Tabelle 3: Zehn-Jahres-Performance der Apple-Aktie im Vergleich mit ausgewählten globalen und US-amerikanischen Aktienindizes
| Aktie/Index |
ISIN |
10-Jahres-Performance
in CHF (2016-2026) |
| Apple |
US0378331005 |
893.93% |
| Nasdaq-100 |
US6311011026 |
429.95% |
| S&P 500 |
US78378X1072 |
188.26% |
| MSCI World |
XC0009692739 |
131.83% |
| Dow Jones Industrial Average |
US2605661048 |
125.44% |
Performance in CHF und exklusive Dividenden. Stichtage: 06.05.2016 und 06.05.20226. Daten gemäss investing.com.
Seit 2012 zahlt Apple seinen Aktionären und Aktionärinnen wieder ununterbrochen eine Dividende. Sie wird vierteljährlich ausgeschüttet.
Welche Risiken gibt es?
Vor allem beim Kauf von einzelnen Aktien besteht ein erhebliches Verlustrisiko, dem Sie sich vor der Investition bewusst sein sollten. Die Kurse können kurz- und langfristig stark fallen, auch ein Totalverlust ist prinzipiell möglich, wenn auch bei der Apple-Aktie unwahrscheinlich. Fonds wie ETF dämmen diese Risiken durch ihre breitere Streuung etwas ein. Aber auch dabei sind hohe Verluste möglich, zumal viele ETF lediglich in eine Branche investieren.
Ihre Anlagestrategie sollte also niemals nur auf einem einzigen Unternehmen oder einer spezifischen Branche beruhen. Stattdessen sollten Sie auf verschiedene Unternehmen, Wirtschaftszweige und Weltregionen setzen, um Risiken bestmöglich abfedern zu können.
Bei Aktienkäufen in einer Fremdwährung ergibt sich ein Wechselkursrisiko. Apple-Aktien notieren in US-Dollar. Ein Wertverlust des US-Dollar im Vergleich zum Schweizer Franken kann die Rendite der Aktie schmälern.

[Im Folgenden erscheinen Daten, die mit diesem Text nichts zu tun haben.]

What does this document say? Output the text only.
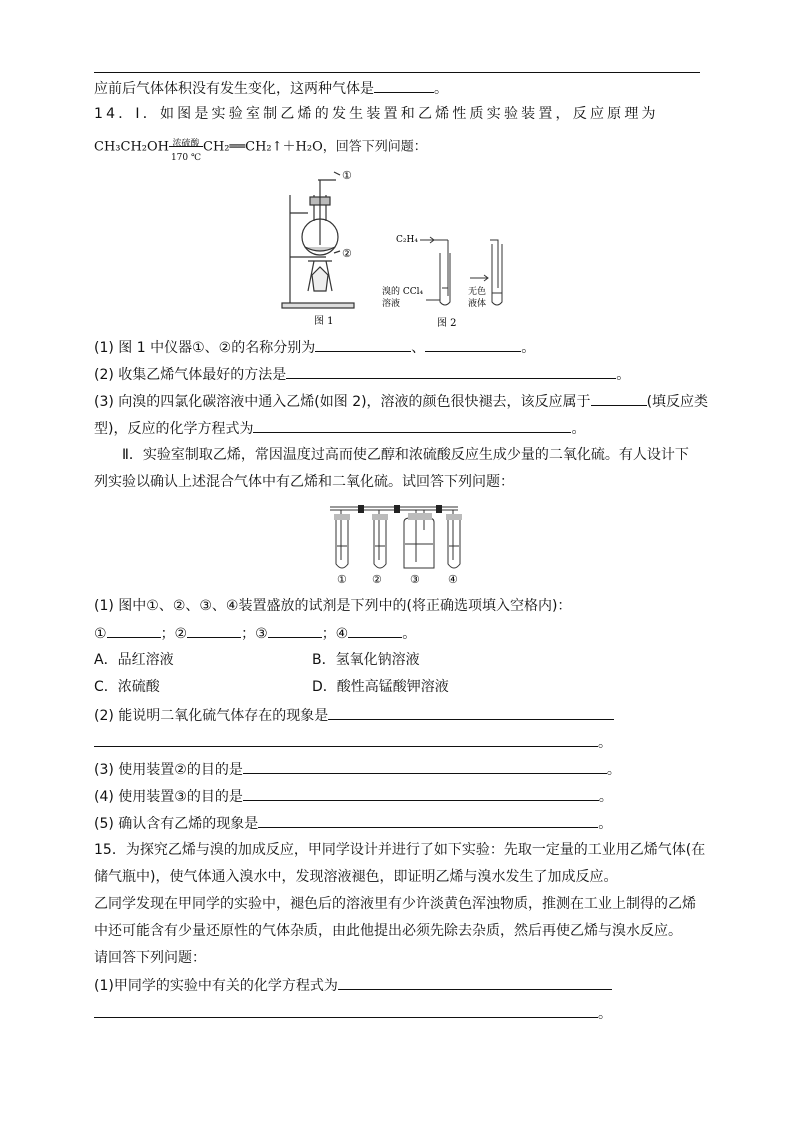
应前后气体体积没有发生变化，这两种气体是	。
14．Ⅰ．如图是实验室制乙烯的发生装置和乙烯性质实验装置，反应原理为
CH₃CH₂OH 浓硫酸
170 ℃
CH₂══CH₂↑＋H₂O，回答下列问题：
①
②
图 1
C₂H₄
溴的 CCl₄
溶液
无色
液体
图 2
(1) 图 1 中仪器①、②的名称分别为	、	。
(2) 收集乙烯气体最好的方法是	。
(3) 向溴的四氯化碳溶液中通入乙烯(如图 2)，溶液的颜色很快褪去，该反应属于	(填反应类
型)，反应的化学方程式为	。
Ⅱ．实验室制取乙烯，常因温度过高而使乙醇和浓硫酸反应生成少量的二氧化硫。有人设计下
列实验以确认上述混合气体中有乙烯和二氧化硫。试回答下列问题：
① ②	③	④
(1) 图中①、②、③、④装置盛放的试剂是下列中的(将正确选项填入空格内)：
①	；②	；③	；④	。
A．品红溶液	B．氢氧化钠溶液
C．浓硫酸	D．酸性高锰酸钾溶液
(2) 能说明二氧化硫气体存在的现象是
。
(3) 使用装置②的目的是	。
(4) 使用装置③的目的是	。
(5) 确认含有乙烯的现象是	。
15．为探究乙烯与溴的加成反应，甲同学设计并进行了如下实验：先取一定量的工业用乙烯气体(在
储气瓶中)，使气体通入溴水中，发现溶液褪色，即证明乙烯与溴水发生了加成反应。
乙同学发现在甲同学的实验中，褪色后的溶液里有少许淡黄色浑浊物质，推测在工业上制得的乙烯
中还可能含有少量还原性的气体杂质，由此他提出必须先除去杂质，然后再使乙烯与溴水反应。
请回答下列问题：
(1)甲同学的实验中有关的化学方程式为
。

Was muss ich steuerlich beachten?
Kursgewinne von Apple-Aktien sind in der Schweiz für Privatpersonen in der Regel steuerfrei. Auf Dividenden wird Ihnen als Schweizer Anleger oder Anlegerin eine US-amerikanische Quellensteuer abgezogen, die Sie über die Steuererklärung teilweise wieder zurückfordern können.
Hinweis: Der Artikel ist keine Anlageberatung und dient lediglich der Information. Angaben ohne Gewähr.